I think of “butch” as meaning very masculine, but also fitting a number of other stereotypes – often overweight or big boned and very muscular, often doesn’t pay a lot of attention to dress, etc.  But there are other sorts of masculine women.  I find myself very frequently attracted to androgynous women, what I suppose you would label “bois” – petite women with short haircuts who retain feminine features, so that they more or less look like a 12-year-old boy.  There are also women who are very traditionally attractive but wear a lot of boyish clothing.  I find that the more choices I make about my own appearance, the more I start to move away from the traditional feminine.  Aside from my usual suit-and-tie combination, I’ve found that I really like how I look in more masculine casual clothes as well.  Now that I’ve found a good way to style it, I love my extremely androgynous haircut.  Yesterday, I was wearing a faded black tanktop that looks like a “wifebeater” essentially and I found myself flexing my muscles in the mirror and taking my glasses off to blur my feminine features.  When I was a teenager, I used to wonder what my “boy self” would look like.  I’ve been drawn to masculinity for a long time, and I absolutely love dressing in drag.  I just feel really comfortable and really sexy when I’m androgynous.  However, I try not to think too hard about it, because I really don’t want to be a man, or at least, not a heterosexual man.
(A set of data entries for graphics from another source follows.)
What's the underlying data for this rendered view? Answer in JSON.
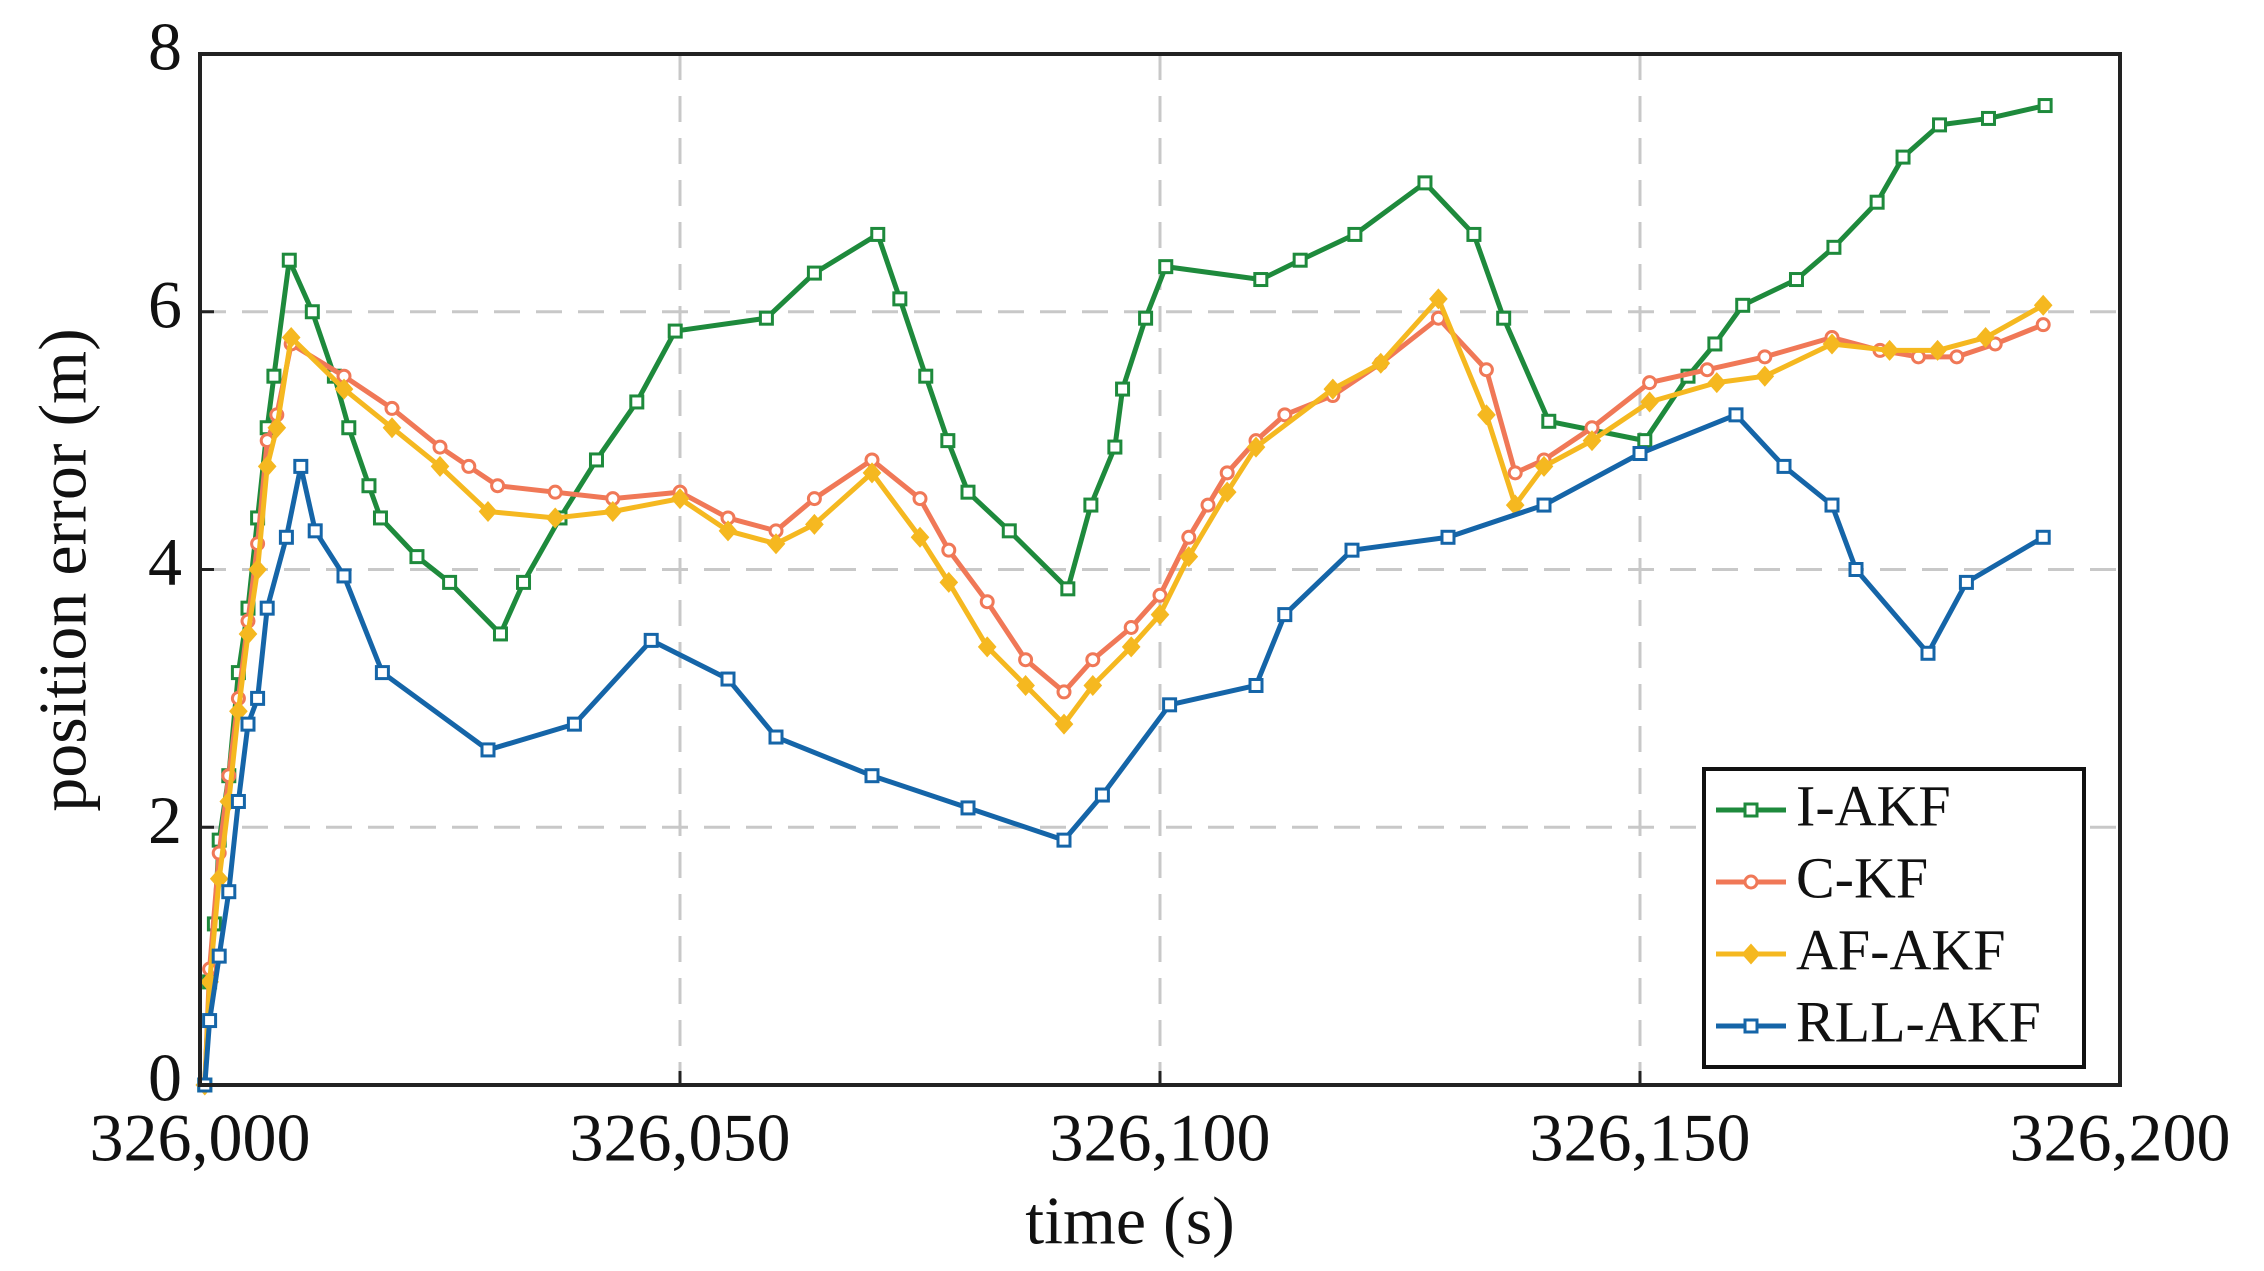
{
  "chart_data": {
    "type": "line",
    "xlabel": "time (s)",
    "ylabel": "position error (m)",
    "xlim": [
      326000,
      326200
    ],
    "ylim": [
      0,
      8
    ],
    "xticks": [
      {
        "value": 326000,
        "label": "326,000"
      },
      {
        "value": 326050,
        "label": "326,050"
      },
      {
        "value": 326100,
        "label": "326,100"
      },
      {
        "value": 326150,
        "label": "326,150"
      },
      {
        "value": 326200,
        "label": "326,200"
      }
    ],
    "yticks": [
      0,
      2,
      4,
      6,
      8
    ],
    "grid": true,
    "legend_position": "lower right",
    "series": [
      {
        "name": "I-AKF",
        "color": "#1e8a3c",
        "marker": "square",
        "x": [
          326000.5,
          326001,
          326001.5,
          326002,
          326003,
          326004,
          326005,
          326006,
          326007,
          326007.7,
          326009.3,
          326011.7,
          326014,
          326015.5,
          326017.6,
          326018.8,
          326022.6,
          326026,
          326031.3,
          326033.7,
          326037.5,
          326041.3,
          326045.5,
          326049.5,
          326059,
          326064,
          326070.6,
          326072.9,
          326075.6,
          326077.9,
          326080,
          326084.3,
          326090.4,
          326092.8,
          326095.3,
          326096.1,
          326098.5,
          326100.6,
          326110.5,
          326114.6,
          326120.3,
          326127.6,
          326132.7,
          326135.8,
          326140.5,
          326150.5,
          326155,
          326157.8,
          326160.7,
          326166.3,
          326170.2,
          326174.7,
          326177.4,
          326181.2,
          326186.3,
          326192.2
        ],
        "values": [
          0,
          0.8,
          1.25,
          1.9,
          2.4,
          3.2,
          3.7,
          4.4,
          5.1,
          5.5,
          6.4,
          6.0,
          5.5,
          5.1,
          4.65,
          4.4,
          4.1,
          3.9,
          3.5,
          3.9,
          4.4,
          4.85,
          5.3,
          5.85,
          5.95,
          6.3,
          6.6,
          6.1,
          5.5,
          5.0,
          4.6,
          4.3,
          3.85,
          4.5,
          4.95,
          5.4,
          5.95,
          6.35,
          6.25,
          6.4,
          6.6,
          7.0,
          6.6,
          5.95,
          5.15,
          5.0,
          5.5,
          5.75,
          6.05,
          6.25,
          6.5,
          6.85,
          7.2,
          7.45,
          7.5,
          7.6
        ]
      },
      {
        "name": "C-KF",
        "color": "#f07857",
        "marker": "circle",
        "x": [
          326000.5,
          326001,
          326002,
          326003,
          326004,
          326005,
          326006,
          326007,
          326008,
          326009.5,
          326015,
          326020,
          326025,
          326028,
          326031,
          326037,
          326043,
          326050,
          326055,
          326060,
          326064,
          326070,
          326075,
          326078,
          326082,
          326086,
          326090,
          326093,
          326097,
          326100,
          326103,
          326105,
          326107,
          326110,
          326113,
          326118,
          326123,
          326129,
          326134,
          326137,
          326140,
          326145,
          326151,
          326157,
          326163,
          326170,
          326175,
          326179,
          326183,
          326187,
          326192
        ],
        "values": [
          0,
          0.9,
          1.8,
          2.4,
          3.0,
          3.6,
          4.2,
          5.0,
          5.2,
          5.75,
          5.5,
          5.25,
          4.95,
          4.8,
          4.65,
          4.6,
          4.55,
          4.6,
          4.4,
          4.3,
          4.55,
          4.85,
          4.55,
          4.15,
          3.75,
          3.3,
          3.05,
          3.3,
          3.55,
          3.8,
          4.25,
          4.5,
          4.75,
          5.0,
          5.2,
          5.35,
          5.6,
          5.95,
          5.55,
          4.75,
          4.85,
          5.1,
          5.45,
          5.55,
          5.65,
          5.8,
          5.7,
          5.65,
          5.65,
          5.75,
          5.9
        ]
      },
      {
        "name": "AF-AKF",
        "color": "#f5b820",
        "marker": "diamond",
        "x": [
          326000.5,
          326001,
          326002,
          326003,
          326004,
          326005,
          326006,
          326007,
          326008,
          326009.5,
          326015,
          326020,
          326025,
          326030,
          326037,
          326043,
          326050,
          326055,
          326060,
          326064,
          326070,
          326075,
          326078,
          326082,
          326086,
          326090,
          326093,
          326097,
          326100,
          326103,
          326107,
          326110,
          326118,
          326123,
          326129,
          326134,
          326137,
          326140,
          326145,
          326151,
          326158,
          326163,
          326170,
          326176,
          326181,
          326186,
          326192
        ],
        "values": [
          0,
          0.8,
          1.6,
          2.2,
          2.9,
          3.5,
          4.0,
          4.8,
          5.1,
          5.8,
          5.4,
          5.1,
          4.8,
          4.45,
          4.4,
          4.45,
          4.55,
          4.3,
          4.2,
          4.35,
          4.75,
          4.25,
          3.9,
          3.4,
          3.1,
          2.8,
          3.1,
          3.4,
          3.65,
          4.1,
          4.6,
          4.95,
          5.4,
          5.6,
          6.1,
          5.2,
          4.5,
          4.8,
          5.0,
          5.3,
          5.45,
          5.5,
          5.75,
          5.7,
          5.7,
          5.8,
          6.05
        ]
      },
      {
        "name": "RLL-AKF",
        "color": "#1565a8",
        "marker": "square",
        "x": [
          326000.5,
          326001,
          326002,
          326003,
          326004,
          326005,
          326006,
          326007,
          326009,
          326010.5,
          326012,
          326015,
          326019,
          326030,
          326039,
          326047,
          326055,
          326060,
          326070,
          326080,
          326090,
          326094,
          326101,
          326110,
          326113,
          326120,
          326130,
          326140,
          326150,
          326160,
          326165,
          326170,
          326172.5,
          326180,
          326184,
          326192
        ],
        "values": [
          0,
          0.5,
          1.0,
          1.5,
          2.2,
          2.8,
          3.0,
          3.7,
          4.25,
          4.8,
          4.3,
          3.95,
          3.2,
          2.6,
          2.8,
          3.45,
          3.15,
          2.7,
          2.4,
          2.15,
          1.9,
          2.25,
          2.95,
          3.1,
          3.65,
          4.15,
          4.25,
          4.5,
          4.9,
          5.2,
          4.8,
          4.5,
          4.0,
          3.35,
          3.9,
          4.25
        ]
      }
    ]
  }
}
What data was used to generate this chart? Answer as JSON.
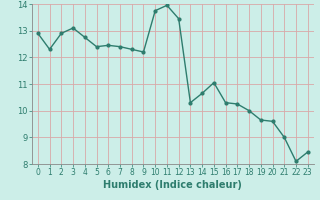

More on that later.

Activities/Mannerisms

Something else that I think bolster’s someone’s “butch” image is the things she does.  This ranges from activities – maybe owns a motorcycle, knows how to change her own oil, likes sports and having a beer with her buddies – to more simple things.  These are an area, actually, where I think femmes affirmatively make themselves femmes – by spending time on makeup and hair, wearing lotion, shopping, etc etc.  I also think this is a place where a lot of people end up falling in the middle.  I don’t look like the stereotypical butch, but I know how to change the oil, I like (not US) football, I never wear makeup or “do” my hair, etc.  It’s hard to think of me as really femme for that reason.

Sexual Stuff

Here’s where my own heebie jeebies come out.  Now of course, everything in this post is a generalisation, talking about stereotypes into which most lesbians probably don’t fit.  But I’ve read a little about fantasies and lesbian sexuality and I have to say some of the butch/femme sexuality really throws me.  The reason is that it seems, to me, to come really close to heterosexual sexuality and really close to the kind of “male oppression” stuff that has become more and more a turnoff to me since I stopped having sex with men.  Of course, I’m sure there are lesbian women who fantasise about choking on a dildo, or being fucked painfully, or having sex with someone who identifies as male.  There is absolutely nothing wrong with that.  It’s just that for me, being on either side of that equation would be a major turn-off.  Being with a man, especially sexually, turned me into a weak, meek person completely unlike myself.  If I were on the “female” side of that equation in a lesbian relationship, there’s nothing to say the same thing wouldn’t happen.  At the same time, if I were on the “male” side, I don’t want to be hurting someone or interjecting heterosexuality in the relationship.  To me, the beautiful thing about lesbian sex is that it’s two women, exploring female sexuality.  I do need to learn to mentally disconnect certain “heterosexual” acts that I actually enjoy from heterosexuality, so that I can enjoy them with a woman.  I’ll admit that.  But when actual roleplay starts up, I can’t see myself as a butch or a femme, because I don’t want that particular dichotomy in my bed.  I want whatever power differential is set up (and believe me, I like power differentials) to be between two women, using our female energies.  Man, I’m a hippie.

That wasn’t supposed to turn into a rant, but anyway, that’s my take on the butch/femme roles.  If you really enjoy fitting into one or the other, more power to you!  I’m just happy as an androgynous, outside-the-box lesbian who likes other androgynous, outside-of the box lesbians.  There it is.